Appel à contributions pour le n° 78 la revue Techniques & Culture, “Lithiques”, coordonné par Nicolas Adell, Laurence Charlier Zeineddine et Ludovic Coupaye, à paraître au printemps-été 2023.
Date limite pour l’envoi des propositions d’article : 6 mai 2022.

Les pierres agissent. Cette idée familière a été examinée par l’ethnographie, notamment au sein des activités techniques et rituelles. Il s’agit alors souvent de pierres transformées, travaillées, modifiées, gravées, sculptées, taillées. Ce faisant, les pierres ont été prises en charge par l’anthropologie économique (étude des échanges interethniques et de la circulation des pierres, reconstitution des filières socio-économiques), par l’anthropologie du religieux et du rituel (engageant les thèmes du sacré, mais aussi du pouvoir et de la puissance des pierres) ou par l’anthropologie des techniques et du patrimoine (pierres saisies par le geste qui les transforme, par la filière artisanale, par l’architecture, etc.). Ces différentes approches ont mis au jour le rôle actif des pierres dans la création et la consolidation de réseaux de relations au sein de collectifs et entre collectifs, mais aussi entre les sociétés et leurs environnements. Nous souhaitons ici faire un pas de côté et livrer les contours de situations où les rencontres lithiques ne sont ni exclusivement rituelles (mais peuvent aussi s’inscrire dans un rituel), ni strictement à finalité technique (mais peuvent aussi être environnées d’actes techniques), soit les deux cadres par lesquels les pierres sont ordinairement saisies par l’anthropologie.

Cette approche élargie des contacts avec les pierres présente plusieurs intérêts. Elle invite à débarrasser le regard de l’anthropocentrisme qui pèse sur l’appréhension des relations au monde des pierres et des rochers. Et s’il n’est pas question de mener des ethnographies minérales visant à s’affranchir des humains, nous tenons à faire entendre la voix de celles et ceux qui, au sein de différentes sociétés, chargent les pierres d’intentionnalité et de qualités singulières, indépendamment des relations que celles-ci entretiennent avec des humains. Dans les Andes, par exemple, en marchant à proximité de pierres, les bergers peuvent remarquer qu’elles sont en train de marcher. Ils le constatent sans référer des activités rituelles qui activeraient cette capacité à se déplacer.

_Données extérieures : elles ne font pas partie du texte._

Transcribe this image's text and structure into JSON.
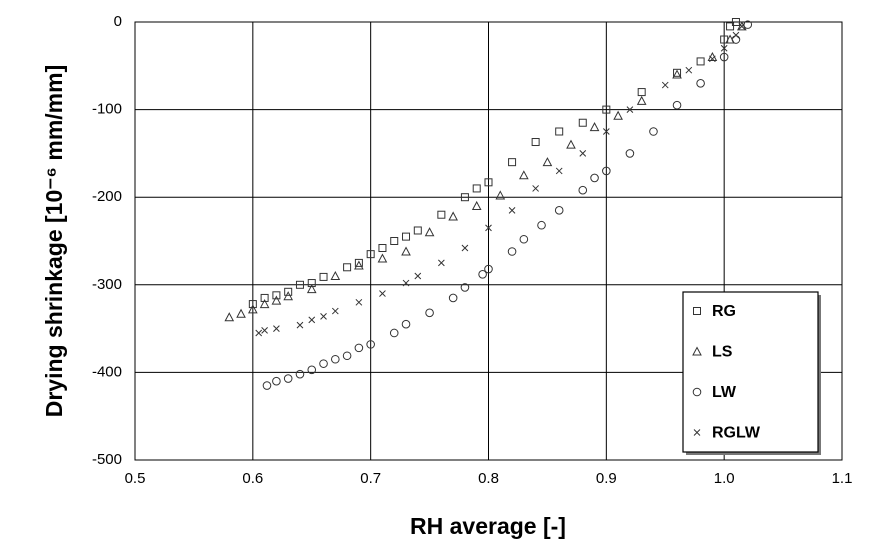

Par ailleurs, il s’agit de rééquilibrer le rapport de force qui se noue dans l’action entre un bloc et un être humain, sans pour autant chercher à le symétriser de façon systématique.

On s’attachera à présenter des manières de faire et des savoirs pratiques qui reposent sur l’identification de quelques propriétés saillantes de rochers. En Roumanie, par exemple, nombreuses sont les histoires, collectées d’abord par les folkloristes et désormais surtout par les géologues, qui rapportent la vie des trovants, ces boules granitiques « qui poussent ». Catégorisés en « mâles » ou « femelles » selon la forme des excroissances qui les font grandir, ces pierres font famille ou sont parfois déplacées par les habitants des villages alentours pour qu’elles « fassent famille ». Les rochers peuvent donc se voir doter de certaines capacités qui forment autant de repères sensibles pour produire du sens, organiser des relations avec l’environnement, assurer une médiation entre soi et les autres, développer une réflexion sur des notions comme la durée, la présence, la persistance, la fermeté ou l’équilibre. Comment ces capacités des pierres à bloquer (la lumière, le passage), à résister, à durer, à croître, à se transformer ou à stocker la chaleur, sont perçues et mobilisées dans les manières de penser la vie, l’action, la subjectivité ou les relations ? Ainsi, il s’agit d’examiner les façons dont les sociétés intègrent différentes manières lithiques d’exister, d’agir ou de réagir – des formes de présence qui ne sont pas sans avoir d’importants effets sur la vie sociale des collectifs d’humains avec lesquels ces cailloux interagissent.

Cet appel à contributions invite donc à examiner les cailloux, les pierres, les rochers ou autres matériaux et formes lithiques de l’environnement ou du paysage qui peuvent échapper à l’attention des anthropologues mais qui ont pu retenir celle des géologues, des préhistoriens, des archéologues ou encore des artistes. Ce numéro entend faire une place à la pluralité des regards qui peuvent être portés sur les pierres « sauvages » ou « brutes » et sur ce qu’elles font aux relations qui trament les mondes des uns et des autres.